2.11. Por sentença proferida por este tribunal em 24.03.2006, e transitada em julgado em 18.04.2006, no proc. n.º 47/03.5TAOHP, condenado pela prática de um crime de abuso de confiança fiscal praticado em 01.04.2002, na pena de 280 dias de multa, à taxa diária de 8,00 €, extinta pelo cumprimento a 24.06.2009.
2.12. Por sentença proferida por este tribunal em 15.06.2009, e transitada em julgado em 16.07.2009, no proc. n.º 170/05.1TAOHP, condenado pela prática de 43 crimes de abuso de confiança fiscal, contra a Segurança Social, praticados em 2002, com isenção de pena.
2.13. O agregado familiar do condenado é constituído por … , com 51 anos de idade, doméstica, e de quem se encontra separado de pessoas e bens, e … , seu filho, com 31 anos de idade e trabalhador activo.

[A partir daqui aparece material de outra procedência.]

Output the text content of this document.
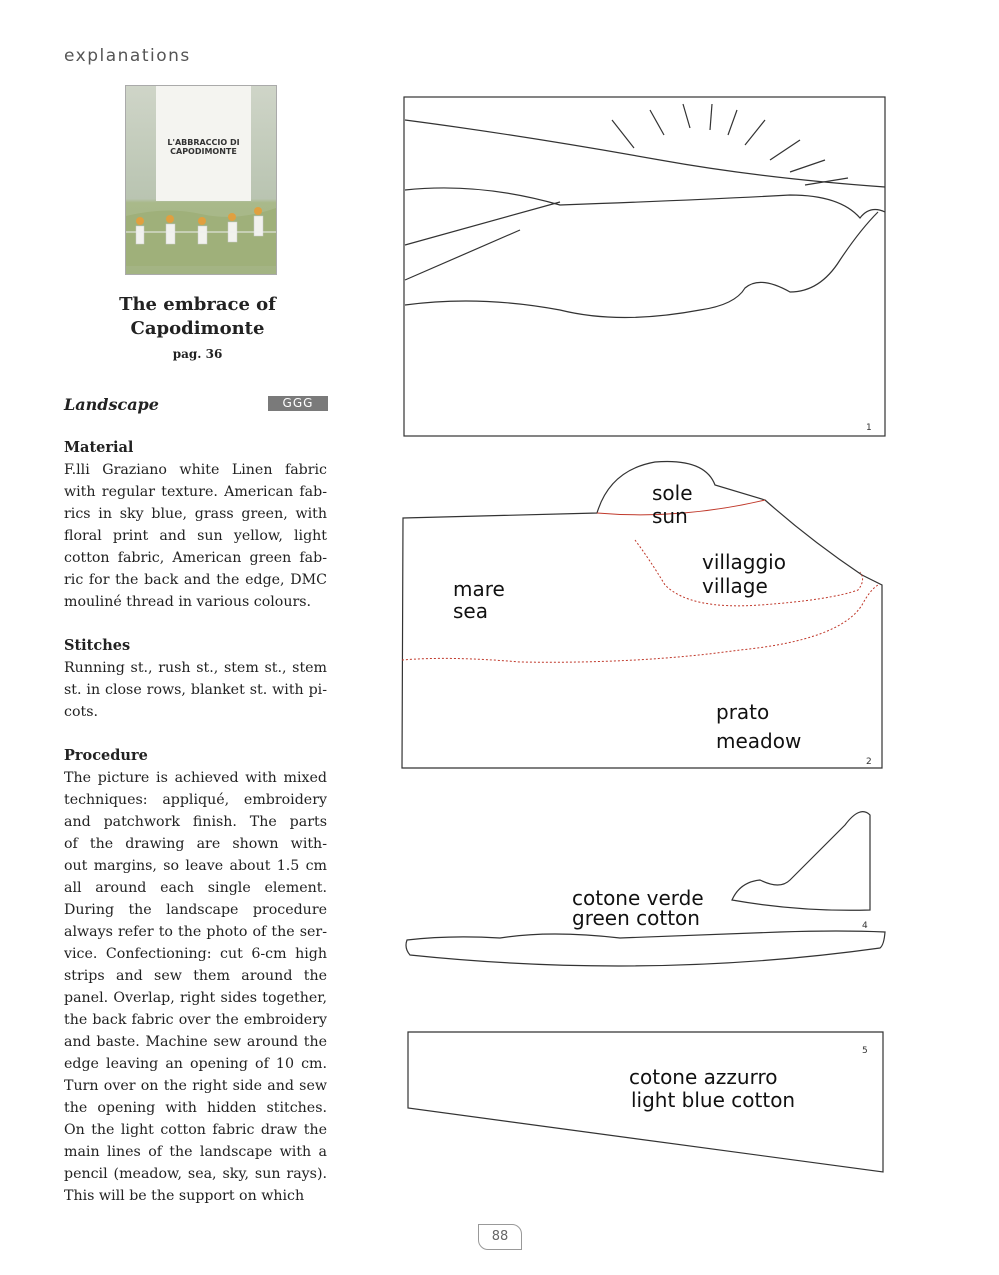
explanations
L'ABBRACCIO DI CAPODIMONTE
The embrace of
Capodimonte
pag. 36
Landscape	GGG
Material
F.lli Graziano white Linen fabric
with regular texture. American fab-
rics in sky blue, grass green, with
floral print and sun yellow, light
cotton fabric, American green fab-
ric for the back and the edge, DMC
mouliné thread in various colours.
Stitches
Running st., rush st., stem st., stem
st. in close rows, blanket st. with pi-
cots.
Procedure
The picture is achieved with mixed
techniques: appliqué, embroidery
and patchwork finish. The parts
of the drawing are shown with-
out margins, so leave about 1.5 cm
all around each single element.
During the landscape procedure
always refer to the photo of the ser-
vice. Confectioning: cut 6-cm high
strips and sew them around the
panel. Overlap, right sides together,
the back fabric over the embroidery
and baste. Machine sew around the
edge leaving an opening of 10 cm.
Turn over on the right side and sew
the opening with hidden stitches.
On the light cotton fabric draw the
main lines of the landscape with a
pencil (meadow, sea, sky, sun rays).
This will be the support on which
1
sole
sun
villaggio
village
mare
sea
prato
meadow
2
cotone verde
green cotton	4
cotone azzurro
light blue cotton
5
88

2.14. A... trabalhou no período referido em 2.1. como encarregado de obra da firma …, S.A., e auferiu sempre um salário médio de 1.700,00 € por mês.
2.15. Tem apoio emocional e material da família.
2.16. Mostra-se preso no E.P.R. de Aveiro, desde 04.10.2011, a cumprir uma pena de 2 anos de prisão, à ordem do processo n.º 29/00.9TBOHP.
2.17. O arguido não se mostra sensibilizado para a gravidade dos factos por si cometidos, mas pretende, tanto quanto antes, ser restituído à liberdade.
2. A pretendida alteração de factos em que assentou a decisão.
O recorrente pretende, nesta parte, que a factualidade do ponto 2.2. deverá ser alterada nos termos que propõe e a do ponto 2.6. deverá ser excluída, devendo ainda aditar-se um ponto (2.18.) com a redacção que indica.
Valem aqui as exigências do artigo 412.º do Código de Processo Penal, relativamente ao recurso de impugnação de matéria de facto, nos casos em que há gravação da prova.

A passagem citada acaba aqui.